The artistic directors realized at the very beginning that virtuosic and passionate performers were needed to make this music come alive. They needed to develop a core of exciting and dedicated performers, and after a few years they recognized that there were some players who showed up with regularity from festival to festival. Out of this core, in 1992, they assembled the Bang on a Can All-Stars, an intense group of soloists whose line-up shows the aesthetic intention for which they were designed. Part rock band, part amplified chamber group, the players of this ensemble have an astounding range of musical backgrounds and abilities. This group, with its unparalleled musicality, its international touring, award-winning cds and far ranging commissioning programs, has become one of the most powerful ambassadors for contemporary music in the world. In 2004 Musical America recognized the All-Stars as Ensemble of the Year.

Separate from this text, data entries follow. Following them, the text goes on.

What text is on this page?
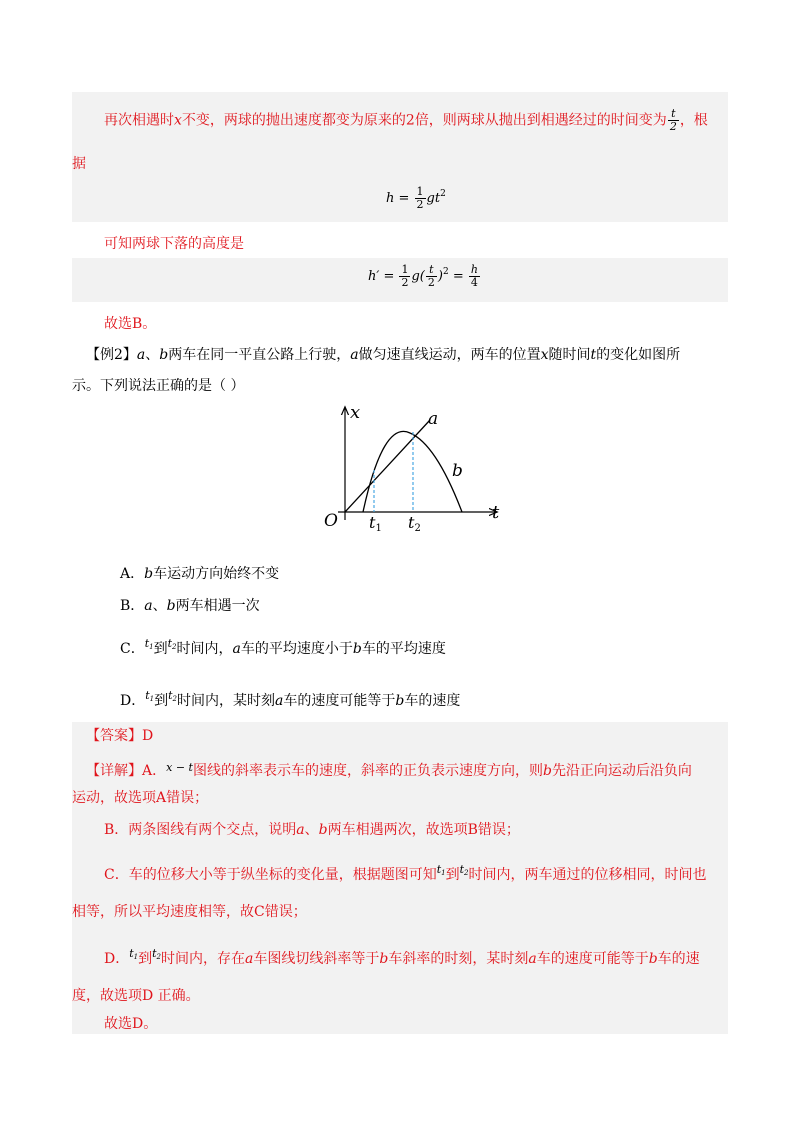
再次相遇时x不变，两球的抛出速度都变为原来的2倍，则两球从抛出到相遇经过的时间变为 $\frac{t}{2}$ ，根
据
$h = \frac{1}{2} gt^2$
可知两球下落的高度是
$h' = \frac{1}{2} g( \frac{t}{2} )^2 = \frac{h}{4}$
故选B。
【例2】a、b两车在同一平直公路上行驶，a做匀速直线运动，两车的位置x随时间t的变化如图所
示。下列说法正确的是（ ）
x
t
O
a
b
t1 t2
A．b车运动方向始终不变
B．a、b两车相遇一次
C．t1到t2时间内，a车的平均速度小于b车的平均速度
D．t1到t2时间内，某时刻a车的速度可能等于b车的速度
【答案】D
【详解】A．x − t图线的斜率表示车的速度，斜率的正负表示速度方向，则b先沿正向运动后沿负向
运动，故选项A错误；
B．两条图线有两个交点，说明a、b两车相遇两次，故选项B错误；
C．车的位移大小等于纵坐标的变化量，根据题图可知t1到t2时间内，两车通过的位移相同，时间也
相等，所以平均速度相等，故C错误；
D．t1到t2时间内，存在a车图线切线斜率等于b车斜率的时刻，某时刻a车的速度可能等于b车的速
度，故选项D 正确。
故选D。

An ensemble with such an unusual instrumentation needs new music to be written for it, and Bang on a Can has been very active as a commissioner of new work. Over the years many commissions have been given to such established masters as Terry Riley, Michael Nyman, Somei Satoh, Iva Bittova and Ornette Coleman, but because so much of what Bang on a Can does is geared towards composers whose youth or professional experience places them outside the normal funding channels, the organization needed a more reliable source of commissioning money. In 2000, Bang on a Can created the People’s Commissioning Fund, inviting audience members to give as little or as much as they could, then pooling the money to commission new work. Not only did this make premieres of music by alternative composers a regular and dependable part of Bang on a Can’s annual activities but it also converted the listeners into the commissioners themselves.

In 2002, in a bold attempt to make experimental music central to the education of the musicians of the future, Bang on a Can began training the next generation of composers and performers, via their Summer Festival at the Massachusetts Museum of Contemporary Arts in North Adams. 35 of the world's most talented young composers and performers gather each July to refine their craft, working closely with some of the most innovative composers and performers of our time, with a guest faculty that has included such composers as Steve Reich, Louis Andriessen and Meredith Monk. Located in a refurbished factory in the industrial heart of the Berkshires, the Summer Festival presents a range of daily concerts, lectures, demonstrations, rehearsals and workshops, both for ourselves and for the thousands of contemporary art lovers who visit Mass MOCA every day.

Bang on a Can has always believed in some very simple truths. The walls between different kinds of music keep people apart and they must be taken down. Great musicians and great audiences should spend more time together. If you help fresh musical voices to be heard then the world will be a better place.